Este número faz com que, na Europa, Portugal seja o terceiro país em que os cidadãos mais tempo passam em casa — apenas superado por Malta (19%), Irlanda (16%) e empatado com o Reino Unido. Em contrapartida, na Bielorrússia (-3%), na Moldávia (-4%) e na Bósnia e Herzegovina (-4%) as horas passadas no domicílio são menos do que nos anos sem pandemia.
Já nas saídas relacionadas com lazer, os relatórios da Google mostram que foram os gregos quem menos saiu de casa para se divertir.

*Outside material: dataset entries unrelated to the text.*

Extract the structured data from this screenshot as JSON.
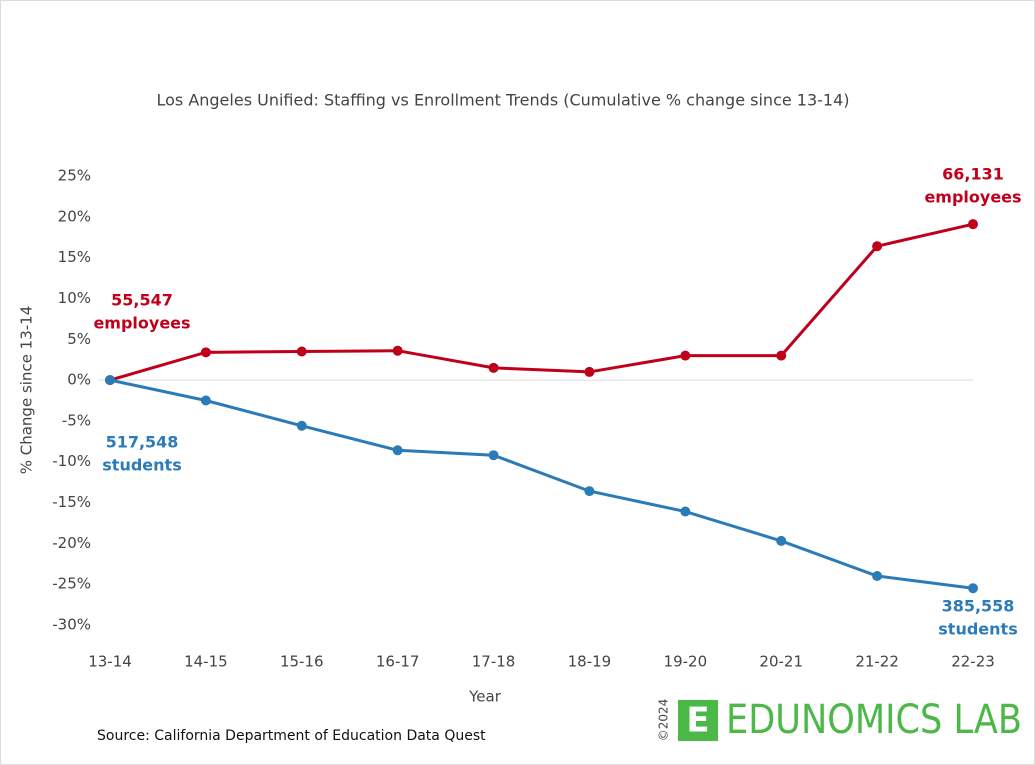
{
  "chart_data": {
    "type": "line",
    "title": "Los Angeles Unified: Staffing vs Enrollment Trends (Cumulative % change since 13-14)",
    "x_label": "Year",
    "y_label": "% Change since 13-14",
    "categories": [
      "13-14",
      "14-15",
      "15-16",
      "16-17",
      "17-18",
      "18-19",
      "19-20",
      "20-21",
      "21-22",
      "22-23"
    ],
    "series": [
      {
        "name": "employees",
        "color": "#c0001a",
        "values": [
          0,
          3.4,
          3.5,
          3.6,
          1.5,
          1.0,
          3.0,
          3.0,
          16.4,
          19.1
        ],
        "start_label": [
          "55,547",
          "employees"
        ],
        "end_label": [
          "66,131",
          "employees"
        ]
      },
      {
        "name": "students",
        "color": "#2b7bb9",
        "values": [
          0,
          -2.5,
          -5.6,
          -8.6,
          -9.2,
          -13.6,
          -16.1,
          -19.7,
          -24.0,
          -25.5
        ],
        "start_label": [
          "517,548",
          "students"
        ],
        "end_label": [
          "385,558",
          "students"
        ]
      }
    ],
    "ylim": [
      -30,
      25
    ],
    "yticks": [
      {
        "value": 25,
        "label": "25%"
      },
      {
        "value": 20,
        "label": "20%"
      },
      {
        "value": 15,
        "label": "15%"
      },
      {
        "value": 10,
        "label": "10%"
      },
      {
        "value": 5,
        "label": "5%"
      },
      {
        "value": 0,
        "label": "0%"
      },
      {
        "value": -5,
        "label": "-5%"
      },
      {
        "value": -10,
        "label": "-10%"
      },
      {
        "value": -15,
        "label": "-15%"
      },
      {
        "value": -20,
        "label": "-20%"
      },
      {
        "value": -25,
        "label": "-25%"
      },
      {
        "value": -30,
        "label": "-30%"
      }
    ],
    "source": "Source: California Department of Education Data Quest"
  },
  "branding": {
    "logo_letter": "E",
    "name": "EDUNOMICS LAB",
    "copyright": "©2024",
    "color": "#4cb848"
  }
}
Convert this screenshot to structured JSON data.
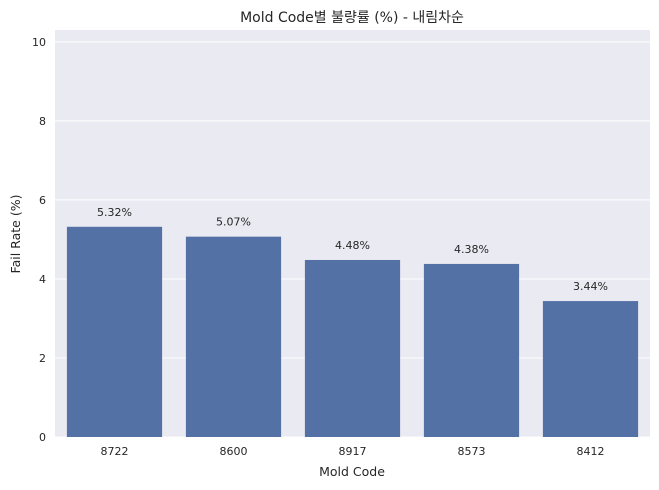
{
  "chart_data": {
    "type": "bar",
    "title": "Mold Code별 불량률 (%) - 내림차순",
    "xlabel": "Mold Code",
    "ylabel": "Fail Rate (%)",
    "categories": [
      "8722",
      "8600",
      "8917",
      "8573",
      "8412"
    ],
    "values": [
      5.32,
      5.07,
      4.48,
      4.38,
      3.44
    ],
    "data_labels": [
      "5.32%",
      "5.07%",
      "4.48%",
      "4.38%",
      "3.44%"
    ],
    "yticks": [
      0,
      2,
      4,
      6,
      8,
      10
    ],
    "ylim": [
      0,
      10.3
    ],
    "grid": true,
    "colors": {
      "bar": "#5471a6",
      "background": "#eaeaf2",
      "grid": "#ffffff"
    }
  }
}
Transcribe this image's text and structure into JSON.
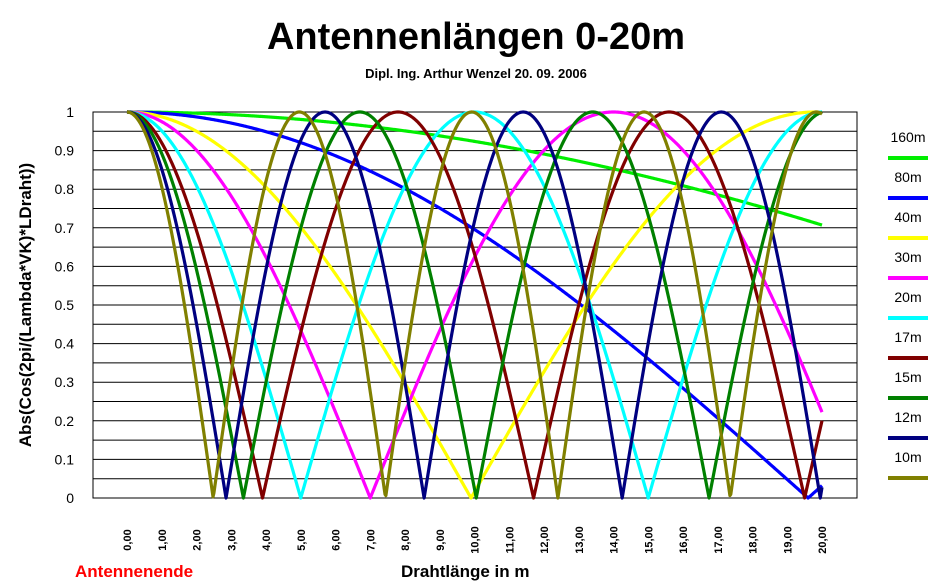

Logo a seguir surge o Reino Unido (-51) e, em terceiro lugar, Portugal (-39%). Por cá, a explicação é simples: o confinamento levou ao fecho de cinemas, salas de espectáculo e da maioria das lojas de retalho. Mesmo que quisessem, os portugueses não tinham para onde ir.
No resto da Europa, as quedas neste indicador mostram valores entre os -38% (Bulgária) e os -8% (Suécia), mas é na Escandinávia que se encontra a exceção à regra: na Dinamarca, as saídas relacionadas com diversão e compras a retalho aumentaram 19% face ao padrão habitual.
Em fevereiro passado, o parlamento dinamarquês decidiu reabrir algum comércio e permitir que grupos de até 25 pessoas pratiquem desporto ao ar livre e participem em atividades culturais, o que pode explicar a mobilidade aumentada neste indicador. Esta terça-feira, 6 de abril, reabriram mais alguns serviços, como cabeleireiros, mas será preciso esperar por dia 13 para assistir ao regresso em força da restauração. Nessa altura, o indicador da Dinamarca deverá voltar a disparar.